In Jean-Pierre v. Citizen Watch Company of America, Inc., 18-CV-0507, 2019 WL 5887479 (S.D.N.Y., 2019), the court – invoking the principle that Title VII of the Civil Rights Act of 1964 is not a “general civility code for the American workplace” – dismissed plaintiff’s discrimination claims.
It summarized the law in this regard:
In determining whether inappropriate comments in the workplace constitute an adverse employment action, courts “must ‘filter out complaints attacking the ‘ordinary tribulations of the workplace, such as the sporadic use of abusive language, gender-related jokes, and occasional teasing.’ ’ ” Burlington N. & Santa Fe Ry. Co. v. White, 548 U.S. 53, 68 (2006) (internal citation omitted). The emphasis on determining whether an employee has experienced material adversity reflects the importance of distinguishing “significant from trivial harms.” Id.

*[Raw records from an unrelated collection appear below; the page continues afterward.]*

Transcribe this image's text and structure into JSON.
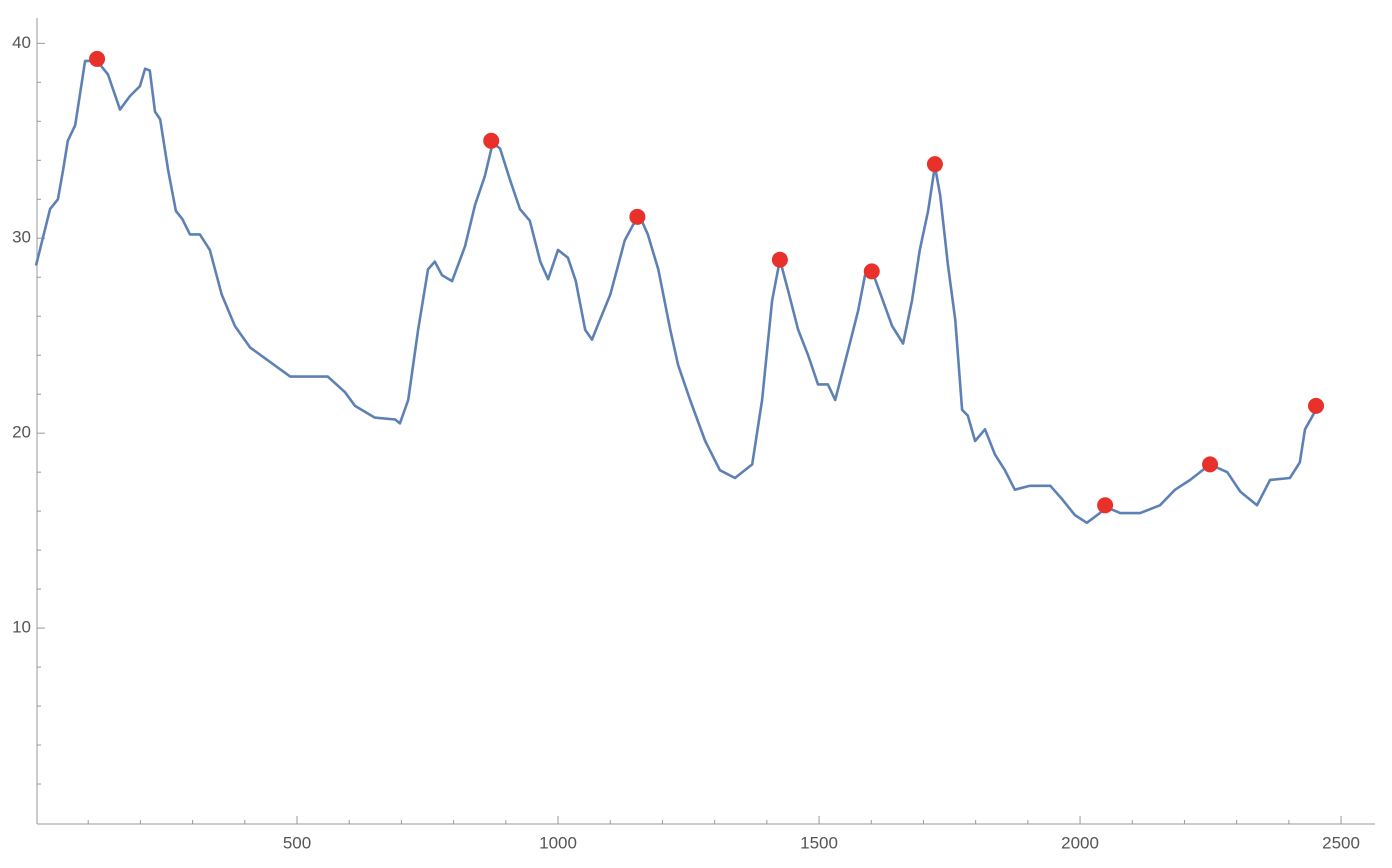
{
  "chart_data": {
    "type": "line",
    "xlim": [
      0,
      2565
    ],
    "ylim": [
      0,
      41.3
    ],
    "xticks": [
      500,
      1000,
      1500,
      2000,
      2500
    ],
    "yticks": [
      10,
      20,
      30,
      40
    ],
    "xminorticks": [
      100,
      200,
      300,
      400,
      600,
      700,
      800,
      900,
      1100,
      1200,
      1300,
      1400,
      1600,
      1700,
      1800,
      1900,
      2100,
      2200,
      2300,
      2400
    ],
    "yminorticks": [
      2,
      4,
      6,
      8,
      12,
      14,
      16,
      18,
      22,
      24,
      26,
      28,
      32,
      34,
      36,
      38
    ],
    "series": [
      {
        "color": "#5e81b5",
        "x": [
          0,
          12,
          27,
          42,
          52,
          61,
          75,
          94,
          117,
          138,
          161,
          180,
          199,
          209,
          218,
          228,
          238,
          253,
          268,
          280,
          295,
          314,
          333,
          356,
          381,
          410,
          487,
          559,
          592,
          611,
          649,
          688,
          697,
          713,
          732,
          751,
          764,
          778,
          797,
          822,
          841,
          860,
          875,
          889,
          908,
          927,
          946,
          966,
          981,
          1000,
          1019,
          1034,
          1052,
          1065,
          1080,
          1100,
          1115,
          1128,
          1144,
          1157,
          1172,
          1192,
          1215,
          1230,
          1253,
          1282,
          1310,
          1339,
          1372,
          1391,
          1410,
          1425,
          1441,
          1460,
          1479,
          1498,
          1517,
          1531,
          1556,
          1575,
          1588,
          1602,
          1621,
          1640,
          1661,
          1678,
          1693,
          1709,
          1722,
          1732,
          1747,
          1761,
          1774,
          1785,
          1799,
          1818,
          1837,
          1856,
          1875,
          1904,
          1943,
          1966,
          1990,
          2013,
          2038,
          2050,
          2077,
          2115,
          2153,
          2182,
          2211,
          2249,
          2282,
          2307,
          2339,
          2364,
          2402,
          2421,
          2431,
          2454
        ],
        "values": [
          28.6,
          29.9,
          31.5,
          32.0,
          33.5,
          35.0,
          35.8,
          39.1,
          39.1,
          38.4,
          36.6,
          37.3,
          37.8,
          38.7,
          38.6,
          36.5,
          36.1,
          33.5,
          31.4,
          31.0,
          30.2,
          30.2,
          29.4,
          27.1,
          25.5,
          24.4,
          22.9,
          22.9,
          22.1,
          21.4,
          20.8,
          20.7,
          20.5,
          21.7,
          25.3,
          28.4,
          28.8,
          28.1,
          27.8,
          29.6,
          31.7,
          33.2,
          34.9,
          34.6,
          33.0,
          31.5,
          30.9,
          28.8,
          27.9,
          29.4,
          29.0,
          27.8,
          25.3,
          24.8,
          25.8,
          27.1,
          28.6,
          29.9,
          30.7,
          31.1,
          30.2,
          28.4,
          25.3,
          23.5,
          21.7,
          19.6,
          18.1,
          17.7,
          18.4,
          21.7,
          26.8,
          28.9,
          27.3,
          25.3,
          24.0,
          22.5,
          22.5,
          21.7,
          24.3,
          26.3,
          28.1,
          28.3,
          26.9,
          25.5,
          24.6,
          26.8,
          29.4,
          31.4,
          33.7,
          32.2,
          28.6,
          25.8,
          21.2,
          20.9,
          19.6,
          20.2,
          18.9,
          18.1,
          17.1,
          17.3,
          17.3,
          16.6,
          15.8,
          15.4,
          15.9,
          16.2,
          15.9,
          15.9,
          16.3,
          17.1,
          17.6,
          18.4,
          18.0,
          17.0,
          16.3,
          17.6,
          17.7,
          18.5,
          20.2,
          21.3
        ]
      }
    ],
    "points": {
      "color": "#e8312b",
      "x": [
        117,
        872,
        1152,
        1425,
        1601,
        1722,
        2048,
        2249,
        2452
      ],
      "values": [
        39.2,
        35.0,
        31.1,
        28.9,
        28.3,
        33.8,
        16.3,
        18.4,
        21.4
      ]
    }
  }
}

Although the employment discrimination laws protect employees from conduct that materially affects their employment conditions, “Title VII [ ] does not set forth ‘a general civility code for the American workplace’ ” and is not meant to “immunize [an] employee from those petty slights or minor annoyances that often take place at work and that all employees experience.”
Applying the law, the court explained:
Here, Plaintiff describes two allegedly inappropriate interactions with Thumm. Although possibly inappropriate, they do not constitute adverse employment actions. First, Plaintiff alleges that Thumm “humiliated her in front of her colleagues by making a negative comment about her African-American hair texture.” Pl. Am. Mem. of Law at 4; Pl. Dep. at 278:23-280:16. Second, Plaintiff claims Thumm approached her at a work-related event and said, “I don’t know what you think you’re doing, but it’s not working.”7 Pl.’s 56.1 Resp. ¶ 97; Pl. Dep. at 287:8-287:12. Although these comments may have been inappropriate, actions or comments “that cause a plaintiff ‘embarrassment or anxiety’ are insufficient to qualify as an adverse action because such intangible consequences are not materially adverse alterations of employment conditions.” E.E.O.C. v. Bloomberg L.P., 967 F. Supp. 2d 816, 872–73 (S.D.N.Y. 2013) (quoting Miksic v. TD Ameritrade Holding Corp., No. 12-CV-1446, 2013 WL 1803956, at *3 (S.D.N.Y. Mar. 7, 2013)). Because Plaintiff has not proffered any evidence that these statements had a material impact on the condition of her employment, they do not constitute adverse employment actions. See Lee v. N. Y. State Dep’t of Health, Nos. 98-CV-5712 & 99-CV-4859, 2001 WL 34031217, at *1, 16 (S.D.N.Y. Apr. 23, 2001) (explaining that being yelled at and receiving unfair criticism do not rise to the level of adverse employment actions because they do not have a material impact on the terms and conditions of the plaintiff’s employment or affect any ultimate employment decisions).
The court rejected plaintiff’s argument that she was subjected to an adverse employment action in the form of profanity, noting decisions holding “repeatedly that alleged yelling and screaming do not amount to materially adverse changes” in the terms and conditions of employment.